Das zweite Ungeheuer
Jeder von uns wachte mit einem Unbehagen im Bauch auf. Wir waren kurz davor den Sumpf zu erreichen in dem die Hydra lebte, ein Monster von dem wir nicht wussten wie wir es besiegen konnten. In der Nacht konnte ich kaum schlafen und wachte immer wieder auf, irgendwann hatte ich beschlossen das wenige was über die Hydra im Leitfaden stand nochmal nachzulesen. Natürlich stand nicht drin wie man sie besiegen konnte, nur das ihr die Köpfe abzuschlagen keine gute Idee war. Und da das noch nicht reichte, konnte sie giftige Dämpfe ausatmen. Das einzig nützliche das ich finden konnte war, dass sie wie die Sphinx gerne in Höhlen lebte, wir mussten also nach solchen Behausungen Ausschau halten. Dies teilte ich auch den anderen mit während wir bedrückt das Lager abbauten und weiter Richtung Sumpf gingen.
Am Rand des Waldes blieben wir stehen. Es sah aus als hätte jemand eine Linie durch das Land gezogen, da der Wald abrupt in den Sumpf überging. Aus dem mit Moos bedeckten Waldboden wurde Schlammiger Morast und aus den saftig grünen Bäumen wurden Modrige halbtote Baumüberreste. Doch das schlimmste war die Luft die erst frisch und kühl war und mit einem schritt in den Sumpf drückend und feucht wurde. Die feuchte Wärme schlug uns wie ein Fausthieb ins Gesicht und das Atmen fiel einem Augenblicklich schwerer als zuvor. Das Einhorn blieb ängstlich am Rand stehen. Es wollte nicht in den gefährlichen Sumpf gehen. Ich ging wieder zu ihm und streichelte sanft seinen Kopf.

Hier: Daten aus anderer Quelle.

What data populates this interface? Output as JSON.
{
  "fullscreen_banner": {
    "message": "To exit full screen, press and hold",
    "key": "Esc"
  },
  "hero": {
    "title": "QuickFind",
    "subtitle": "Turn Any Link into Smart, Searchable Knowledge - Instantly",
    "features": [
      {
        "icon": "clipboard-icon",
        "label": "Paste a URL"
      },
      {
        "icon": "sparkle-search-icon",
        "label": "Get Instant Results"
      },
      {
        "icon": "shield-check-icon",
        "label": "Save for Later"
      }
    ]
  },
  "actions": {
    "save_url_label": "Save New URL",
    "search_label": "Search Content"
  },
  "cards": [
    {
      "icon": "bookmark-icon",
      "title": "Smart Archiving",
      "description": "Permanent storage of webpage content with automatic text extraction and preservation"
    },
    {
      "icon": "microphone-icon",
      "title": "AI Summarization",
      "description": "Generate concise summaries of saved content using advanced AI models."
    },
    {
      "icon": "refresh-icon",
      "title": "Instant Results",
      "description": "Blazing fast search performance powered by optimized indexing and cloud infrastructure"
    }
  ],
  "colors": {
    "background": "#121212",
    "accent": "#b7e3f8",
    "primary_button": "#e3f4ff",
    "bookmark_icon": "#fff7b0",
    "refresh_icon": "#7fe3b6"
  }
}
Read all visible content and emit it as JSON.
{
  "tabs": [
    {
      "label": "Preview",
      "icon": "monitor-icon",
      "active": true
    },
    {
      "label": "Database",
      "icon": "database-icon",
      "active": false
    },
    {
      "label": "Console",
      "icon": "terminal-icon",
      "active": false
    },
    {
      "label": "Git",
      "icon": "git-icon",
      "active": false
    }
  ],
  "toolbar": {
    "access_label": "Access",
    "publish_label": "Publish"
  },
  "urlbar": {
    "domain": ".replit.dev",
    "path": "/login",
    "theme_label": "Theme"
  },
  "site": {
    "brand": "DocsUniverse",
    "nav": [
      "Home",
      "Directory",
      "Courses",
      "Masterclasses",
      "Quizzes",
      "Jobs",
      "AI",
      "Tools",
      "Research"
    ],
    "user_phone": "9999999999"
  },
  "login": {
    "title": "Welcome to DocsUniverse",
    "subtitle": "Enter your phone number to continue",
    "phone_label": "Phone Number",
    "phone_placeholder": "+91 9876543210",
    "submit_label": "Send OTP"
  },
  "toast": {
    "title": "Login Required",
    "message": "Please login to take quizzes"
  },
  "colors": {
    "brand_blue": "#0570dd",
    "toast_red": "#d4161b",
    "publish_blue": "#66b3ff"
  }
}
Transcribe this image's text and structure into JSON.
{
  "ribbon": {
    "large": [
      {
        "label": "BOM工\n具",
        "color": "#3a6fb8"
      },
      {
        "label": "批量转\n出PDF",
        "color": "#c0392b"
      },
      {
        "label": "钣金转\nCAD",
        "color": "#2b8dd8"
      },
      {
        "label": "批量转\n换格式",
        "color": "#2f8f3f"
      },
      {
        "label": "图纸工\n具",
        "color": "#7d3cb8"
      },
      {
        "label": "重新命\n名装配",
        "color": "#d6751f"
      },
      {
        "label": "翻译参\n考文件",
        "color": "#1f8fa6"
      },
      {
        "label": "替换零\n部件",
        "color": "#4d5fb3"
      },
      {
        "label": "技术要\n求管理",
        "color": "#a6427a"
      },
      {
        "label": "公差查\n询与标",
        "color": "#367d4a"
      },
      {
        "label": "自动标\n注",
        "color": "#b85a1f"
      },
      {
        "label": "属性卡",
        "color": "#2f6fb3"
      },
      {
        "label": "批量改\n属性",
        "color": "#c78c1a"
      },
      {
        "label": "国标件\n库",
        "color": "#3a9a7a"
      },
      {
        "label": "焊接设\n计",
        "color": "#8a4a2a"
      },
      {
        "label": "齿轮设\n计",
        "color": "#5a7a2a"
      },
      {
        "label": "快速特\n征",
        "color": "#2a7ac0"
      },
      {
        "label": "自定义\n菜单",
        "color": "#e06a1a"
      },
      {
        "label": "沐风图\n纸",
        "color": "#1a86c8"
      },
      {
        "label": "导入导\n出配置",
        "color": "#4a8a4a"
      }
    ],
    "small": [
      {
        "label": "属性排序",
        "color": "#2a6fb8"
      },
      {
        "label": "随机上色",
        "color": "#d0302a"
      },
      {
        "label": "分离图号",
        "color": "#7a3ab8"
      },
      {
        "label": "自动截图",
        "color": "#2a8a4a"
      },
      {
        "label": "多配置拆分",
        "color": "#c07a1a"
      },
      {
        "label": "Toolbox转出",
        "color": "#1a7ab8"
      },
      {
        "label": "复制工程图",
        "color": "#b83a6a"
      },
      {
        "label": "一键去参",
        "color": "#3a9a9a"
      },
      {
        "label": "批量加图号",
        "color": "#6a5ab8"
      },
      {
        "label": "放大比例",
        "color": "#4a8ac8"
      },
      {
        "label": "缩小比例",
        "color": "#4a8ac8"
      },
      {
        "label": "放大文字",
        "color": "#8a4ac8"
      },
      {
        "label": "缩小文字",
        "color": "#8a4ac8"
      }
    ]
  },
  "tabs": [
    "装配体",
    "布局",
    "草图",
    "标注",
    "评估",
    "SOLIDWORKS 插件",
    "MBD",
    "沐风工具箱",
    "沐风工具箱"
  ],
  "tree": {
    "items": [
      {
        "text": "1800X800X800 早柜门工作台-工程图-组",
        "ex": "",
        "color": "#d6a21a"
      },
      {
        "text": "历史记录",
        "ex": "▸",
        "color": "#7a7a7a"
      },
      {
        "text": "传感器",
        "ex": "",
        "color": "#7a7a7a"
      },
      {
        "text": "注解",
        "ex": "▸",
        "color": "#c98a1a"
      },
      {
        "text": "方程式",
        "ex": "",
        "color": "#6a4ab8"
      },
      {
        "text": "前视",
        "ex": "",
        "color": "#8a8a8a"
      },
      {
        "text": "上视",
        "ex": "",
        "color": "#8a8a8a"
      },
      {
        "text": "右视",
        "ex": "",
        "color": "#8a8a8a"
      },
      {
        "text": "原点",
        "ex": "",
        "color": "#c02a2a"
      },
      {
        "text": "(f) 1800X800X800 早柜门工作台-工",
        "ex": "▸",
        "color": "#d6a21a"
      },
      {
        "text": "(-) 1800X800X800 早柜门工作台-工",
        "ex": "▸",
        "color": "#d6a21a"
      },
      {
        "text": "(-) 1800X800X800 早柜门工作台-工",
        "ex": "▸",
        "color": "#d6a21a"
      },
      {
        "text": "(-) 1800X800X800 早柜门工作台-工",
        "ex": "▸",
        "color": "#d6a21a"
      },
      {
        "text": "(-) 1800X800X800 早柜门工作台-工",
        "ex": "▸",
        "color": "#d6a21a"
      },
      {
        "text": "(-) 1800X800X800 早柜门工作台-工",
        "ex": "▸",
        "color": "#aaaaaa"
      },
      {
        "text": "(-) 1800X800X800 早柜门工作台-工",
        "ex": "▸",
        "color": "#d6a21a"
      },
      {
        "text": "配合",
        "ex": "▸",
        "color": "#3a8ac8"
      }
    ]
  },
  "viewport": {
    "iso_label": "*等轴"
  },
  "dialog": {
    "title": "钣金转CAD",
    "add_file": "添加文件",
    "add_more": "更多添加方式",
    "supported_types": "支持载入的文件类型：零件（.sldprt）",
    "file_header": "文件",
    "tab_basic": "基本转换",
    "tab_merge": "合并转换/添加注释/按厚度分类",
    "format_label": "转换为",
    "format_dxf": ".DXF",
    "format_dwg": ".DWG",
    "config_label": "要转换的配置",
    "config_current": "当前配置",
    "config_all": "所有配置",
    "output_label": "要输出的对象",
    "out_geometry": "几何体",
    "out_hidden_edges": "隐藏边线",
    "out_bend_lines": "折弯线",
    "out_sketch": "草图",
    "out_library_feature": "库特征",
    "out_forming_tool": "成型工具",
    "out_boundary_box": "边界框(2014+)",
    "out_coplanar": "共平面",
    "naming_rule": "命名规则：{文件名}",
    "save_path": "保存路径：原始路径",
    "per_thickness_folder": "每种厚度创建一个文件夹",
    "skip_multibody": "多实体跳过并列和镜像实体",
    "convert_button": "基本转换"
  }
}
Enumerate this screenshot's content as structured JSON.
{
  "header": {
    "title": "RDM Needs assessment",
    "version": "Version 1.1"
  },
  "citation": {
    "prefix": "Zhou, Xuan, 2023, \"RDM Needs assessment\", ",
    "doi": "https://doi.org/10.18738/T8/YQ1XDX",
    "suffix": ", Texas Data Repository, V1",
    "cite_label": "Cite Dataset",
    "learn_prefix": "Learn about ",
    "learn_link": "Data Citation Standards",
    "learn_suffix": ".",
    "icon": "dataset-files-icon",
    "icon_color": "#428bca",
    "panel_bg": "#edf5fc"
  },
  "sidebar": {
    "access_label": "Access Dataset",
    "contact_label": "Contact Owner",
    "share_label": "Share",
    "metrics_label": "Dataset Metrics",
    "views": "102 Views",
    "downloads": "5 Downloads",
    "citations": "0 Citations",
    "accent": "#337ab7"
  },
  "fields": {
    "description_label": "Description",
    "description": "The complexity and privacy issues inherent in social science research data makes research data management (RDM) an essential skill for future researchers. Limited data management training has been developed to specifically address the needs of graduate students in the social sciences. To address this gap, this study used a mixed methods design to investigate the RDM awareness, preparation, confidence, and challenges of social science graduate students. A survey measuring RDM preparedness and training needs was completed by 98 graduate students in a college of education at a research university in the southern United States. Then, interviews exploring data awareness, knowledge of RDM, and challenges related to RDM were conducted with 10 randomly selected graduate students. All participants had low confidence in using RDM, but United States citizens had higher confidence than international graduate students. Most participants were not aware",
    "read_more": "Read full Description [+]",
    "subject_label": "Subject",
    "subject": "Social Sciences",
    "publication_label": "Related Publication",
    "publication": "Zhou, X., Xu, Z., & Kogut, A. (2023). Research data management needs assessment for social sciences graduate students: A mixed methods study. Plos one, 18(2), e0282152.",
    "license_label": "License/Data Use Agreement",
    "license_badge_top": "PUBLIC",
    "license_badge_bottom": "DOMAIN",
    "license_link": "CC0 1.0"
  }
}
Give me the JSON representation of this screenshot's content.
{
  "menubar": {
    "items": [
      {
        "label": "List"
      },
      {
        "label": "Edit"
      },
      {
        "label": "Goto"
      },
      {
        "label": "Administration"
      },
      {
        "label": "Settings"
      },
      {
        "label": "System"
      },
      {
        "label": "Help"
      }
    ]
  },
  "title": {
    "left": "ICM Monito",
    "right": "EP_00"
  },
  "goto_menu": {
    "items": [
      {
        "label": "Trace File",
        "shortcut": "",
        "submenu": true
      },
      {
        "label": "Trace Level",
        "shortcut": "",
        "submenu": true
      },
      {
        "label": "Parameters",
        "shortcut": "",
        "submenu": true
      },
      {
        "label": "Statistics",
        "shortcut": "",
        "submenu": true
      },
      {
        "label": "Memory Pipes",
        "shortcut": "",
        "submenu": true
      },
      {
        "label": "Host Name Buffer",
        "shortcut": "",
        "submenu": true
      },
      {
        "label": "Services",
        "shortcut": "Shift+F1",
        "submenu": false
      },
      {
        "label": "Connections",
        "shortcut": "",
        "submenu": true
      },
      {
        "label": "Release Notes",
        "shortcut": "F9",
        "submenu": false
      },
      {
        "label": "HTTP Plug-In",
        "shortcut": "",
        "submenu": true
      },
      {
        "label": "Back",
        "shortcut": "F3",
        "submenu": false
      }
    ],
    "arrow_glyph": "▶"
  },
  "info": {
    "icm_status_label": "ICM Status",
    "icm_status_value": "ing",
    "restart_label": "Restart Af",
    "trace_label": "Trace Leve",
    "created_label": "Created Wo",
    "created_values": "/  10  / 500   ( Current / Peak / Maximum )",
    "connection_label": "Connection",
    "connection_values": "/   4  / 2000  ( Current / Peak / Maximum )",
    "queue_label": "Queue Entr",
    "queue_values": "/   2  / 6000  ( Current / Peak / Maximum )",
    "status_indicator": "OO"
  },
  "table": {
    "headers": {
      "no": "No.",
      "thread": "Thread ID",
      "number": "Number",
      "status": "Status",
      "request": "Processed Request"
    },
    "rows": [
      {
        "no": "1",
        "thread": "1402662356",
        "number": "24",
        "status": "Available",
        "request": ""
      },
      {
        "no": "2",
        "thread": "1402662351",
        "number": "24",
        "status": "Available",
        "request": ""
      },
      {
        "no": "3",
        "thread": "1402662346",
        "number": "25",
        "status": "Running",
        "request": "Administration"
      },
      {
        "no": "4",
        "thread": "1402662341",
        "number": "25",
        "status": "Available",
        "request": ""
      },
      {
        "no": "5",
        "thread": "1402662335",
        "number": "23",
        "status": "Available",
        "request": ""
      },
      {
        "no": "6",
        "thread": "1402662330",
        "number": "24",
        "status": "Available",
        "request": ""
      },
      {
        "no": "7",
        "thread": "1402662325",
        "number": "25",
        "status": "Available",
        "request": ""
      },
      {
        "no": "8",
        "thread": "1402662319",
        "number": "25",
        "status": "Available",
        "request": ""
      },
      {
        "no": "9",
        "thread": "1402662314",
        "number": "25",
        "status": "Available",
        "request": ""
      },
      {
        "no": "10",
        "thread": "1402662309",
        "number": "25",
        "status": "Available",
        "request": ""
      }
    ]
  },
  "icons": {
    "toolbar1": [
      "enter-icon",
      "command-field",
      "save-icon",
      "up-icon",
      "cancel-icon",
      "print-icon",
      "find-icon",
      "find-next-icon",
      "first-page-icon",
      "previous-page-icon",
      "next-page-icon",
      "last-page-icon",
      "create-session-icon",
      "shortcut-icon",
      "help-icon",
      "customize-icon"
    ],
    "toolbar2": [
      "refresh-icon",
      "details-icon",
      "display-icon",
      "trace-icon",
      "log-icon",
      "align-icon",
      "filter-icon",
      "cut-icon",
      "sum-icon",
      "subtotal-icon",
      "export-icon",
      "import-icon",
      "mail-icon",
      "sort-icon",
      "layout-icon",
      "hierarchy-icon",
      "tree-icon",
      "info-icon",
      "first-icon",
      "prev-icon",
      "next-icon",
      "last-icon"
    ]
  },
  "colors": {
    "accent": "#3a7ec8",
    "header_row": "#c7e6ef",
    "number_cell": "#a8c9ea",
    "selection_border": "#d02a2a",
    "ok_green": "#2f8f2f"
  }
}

„Ist schon gut, du hast uns genug geholfen, danke. Jetzt geh wieder zu deinen Artgenossen" sagte ich. Das Einhorn schnaubte bestätigend, machte kehrt und galoppierte davon. Ich sah ihm noch kurz hinterher bevor ich mit den anderen den Sumpf betrat.
„Von allem Orten in denen ich in Helios schon war... ist das hier der widerwärtigste" beschwerte sich Delwin dem es überhaupt nicht gefiel das deine Schwarzen Lederschuhe mit Schlamm bedeckt waren.
„Pst, nicht so laut oder willst du das uns hier etwas findet!? Hier lebt nicht nur die Hydra und ich habe keine Lust das Karkinos oder ein anderes Sumpfmonster noch dazu kommt" fuhr ihn Ahila an, die sich wohl auch über die Sümpfe informiert hatte.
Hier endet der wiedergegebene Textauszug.